Clearly there were repercussions from the savage violence at Kent State University in May 1970, when members of the Ohio National Guard shot and killed four students protesting the Vietnam War and injured nine more. While enrollment at the school had just hit a record high of 21,000 students, those numbers quickly dropped. A New York Times article from 1971 noted that the school had just endured a 47.7 percent decrease in applications, a loss it attributed to “the state of the economy and campus unrest—in that order.” The effect had gone away by 1975, but Kent State would see another drop-off in enrollment a few years later, when plans to build a gymnasium near the site of the shootings led to further protests.

Yet there was little sign of a Mizzou Effect, or something like it, in the broader sense, even as unrest spread across the nation’s campuses. For a 1971 report from the Carnegie Commission, researchers asked 2,500 college presidents how the Vietnam protests and fallout from Kent State had affected their schools. Just a small percentage cited “loss of alumni and public support” as the most significant outcome. And Broadhurst points out that college enrollment more than doubled in the 1960s, despite the vibrant protest culture.

It’s hard enough to get a handle on these sorts of statistical effects in enrollment ex post facto, said Barmak Nassirian, director of federal relations and policy analysis for the American Association of State Colleges and Universities. Doing so in real time is pretty much impossible. “I don’t think we can dismiss the potential causality [of the Mizzou Effect],” he told me. “There’s no question that campus turmoil of any kind is not a selling point for parents.” But if the effect exists, he’s inclined to think that its amplitude would vary greatly from one institution to another and that its duration would be short, as a rule.
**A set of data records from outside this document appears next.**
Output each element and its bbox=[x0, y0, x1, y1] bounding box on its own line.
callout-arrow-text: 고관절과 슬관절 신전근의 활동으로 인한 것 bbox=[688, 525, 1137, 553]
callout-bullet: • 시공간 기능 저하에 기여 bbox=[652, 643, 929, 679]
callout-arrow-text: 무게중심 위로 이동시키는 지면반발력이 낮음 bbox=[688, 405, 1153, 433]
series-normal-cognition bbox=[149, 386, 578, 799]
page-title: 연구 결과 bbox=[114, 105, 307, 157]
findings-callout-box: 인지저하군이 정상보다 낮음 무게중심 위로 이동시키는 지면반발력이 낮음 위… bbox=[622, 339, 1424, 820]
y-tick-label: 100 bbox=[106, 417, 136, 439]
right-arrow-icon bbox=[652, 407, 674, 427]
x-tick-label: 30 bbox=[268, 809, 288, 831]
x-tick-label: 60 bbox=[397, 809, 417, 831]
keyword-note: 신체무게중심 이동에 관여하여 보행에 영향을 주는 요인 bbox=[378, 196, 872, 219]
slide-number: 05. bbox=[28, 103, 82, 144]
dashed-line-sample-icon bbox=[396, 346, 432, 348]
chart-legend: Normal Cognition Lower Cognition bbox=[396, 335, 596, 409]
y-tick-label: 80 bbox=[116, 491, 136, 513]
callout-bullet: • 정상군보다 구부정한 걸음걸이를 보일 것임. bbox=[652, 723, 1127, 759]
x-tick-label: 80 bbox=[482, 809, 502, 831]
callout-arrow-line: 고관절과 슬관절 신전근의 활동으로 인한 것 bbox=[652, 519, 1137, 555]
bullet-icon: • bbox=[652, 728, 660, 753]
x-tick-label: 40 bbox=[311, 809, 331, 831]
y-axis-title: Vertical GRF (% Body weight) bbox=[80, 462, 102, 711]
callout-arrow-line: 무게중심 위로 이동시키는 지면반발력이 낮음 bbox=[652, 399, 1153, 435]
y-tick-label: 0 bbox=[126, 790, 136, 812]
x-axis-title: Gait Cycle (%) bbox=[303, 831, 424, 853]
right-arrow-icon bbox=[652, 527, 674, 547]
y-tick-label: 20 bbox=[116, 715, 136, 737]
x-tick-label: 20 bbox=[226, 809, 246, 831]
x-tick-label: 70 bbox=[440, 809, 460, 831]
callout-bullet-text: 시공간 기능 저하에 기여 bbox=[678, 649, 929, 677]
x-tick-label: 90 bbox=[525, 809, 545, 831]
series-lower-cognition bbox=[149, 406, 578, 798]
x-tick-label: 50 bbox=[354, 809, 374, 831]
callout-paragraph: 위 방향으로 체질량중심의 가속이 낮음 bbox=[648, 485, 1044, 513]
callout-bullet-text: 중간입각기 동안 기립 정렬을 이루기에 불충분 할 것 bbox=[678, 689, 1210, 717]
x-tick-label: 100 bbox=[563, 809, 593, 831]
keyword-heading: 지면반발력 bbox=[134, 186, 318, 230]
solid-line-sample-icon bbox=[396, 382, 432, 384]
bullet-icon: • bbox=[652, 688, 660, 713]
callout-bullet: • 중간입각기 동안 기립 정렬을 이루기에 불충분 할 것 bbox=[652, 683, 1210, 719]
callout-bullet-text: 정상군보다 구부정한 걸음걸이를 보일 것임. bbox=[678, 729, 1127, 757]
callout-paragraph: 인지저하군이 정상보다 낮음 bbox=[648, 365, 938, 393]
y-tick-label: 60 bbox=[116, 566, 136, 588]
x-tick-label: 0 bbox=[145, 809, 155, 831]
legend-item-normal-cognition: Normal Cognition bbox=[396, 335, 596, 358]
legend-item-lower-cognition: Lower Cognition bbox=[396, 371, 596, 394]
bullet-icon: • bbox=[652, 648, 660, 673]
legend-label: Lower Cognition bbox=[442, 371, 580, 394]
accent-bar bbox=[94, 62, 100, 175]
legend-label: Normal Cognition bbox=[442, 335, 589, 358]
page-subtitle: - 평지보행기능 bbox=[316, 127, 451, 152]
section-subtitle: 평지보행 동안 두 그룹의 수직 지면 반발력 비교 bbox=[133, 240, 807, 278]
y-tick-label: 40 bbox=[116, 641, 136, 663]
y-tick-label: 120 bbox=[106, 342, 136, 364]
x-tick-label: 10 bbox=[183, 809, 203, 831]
It’s likely to be little more than a “hiccup,” he said.

Something similar could be said of the other racial backlash “effects” favored by the right-wing media: They’re more like hiccups than convulsions. While national murder rates are still very low in historical terms, recent trends in many major cities have indeed been alarming, and it’s not totally absurd to theorize that this could be, in part, a function of worsening relations between police departments and civilians. But the Ferguson Effect, if that’s what you want to call it, seems to show up in some places but not others, and for reasons that remain unclear.

Similarly, one could argue that the Kaepernick Effect is real and that football players’ protests did contribute in some minor way to last year’s 8 percent decline in the NFL’s television audience. The chairman of CBS Sports said as much a few weeks ago, citing proprietary evidence from his network’s own research on viewers. But how important was this factor in the ratings? “I don’t really know,” he said. Earlier that week, an executive at Fox Sports had said he didn’t believe there was any correlation.

Of course, these effects—which are supposed to demonstrate a backlash from a silent, white majority—have always been more rhetorical than data-driven. Even the names of the effects are more tendentious than descriptive. It may be true that the degradation of relations between police departments and civilians leads to higher homicide rates. But when you refer to this as the “Ferguson Effect,” you imply that the protesters (and they alone) are where this causal chain begins. Wouldn’t it make as much sense—or more—to describe this as the “Darren Wilson Effect,” or the “Killing Unarmed Black Men Effect”? Same goes for the “Kaepernick Effect,” which puts the onus for a ratings drop on one unfairly unemployed quarterback when the same correlation in the data could fairly be rebranded as the “Racist Football Fan Effect.”

When right-wing outlets say that the “Mizzou Effect” has come to Evergreen State College, they’re imposing a politically motivated conceit on a bed of flimsy data. If we summarized the facts a different way—if we put the focus on the crackdown at Kent State, for example, instead of the lack of one at Mizzou—then the same association, fearful-freshman-flee-from-fuss, would be understood to have a different meaning. It’s not “the cost of wokeness” that’s the problem. It’s the cost of never giving in.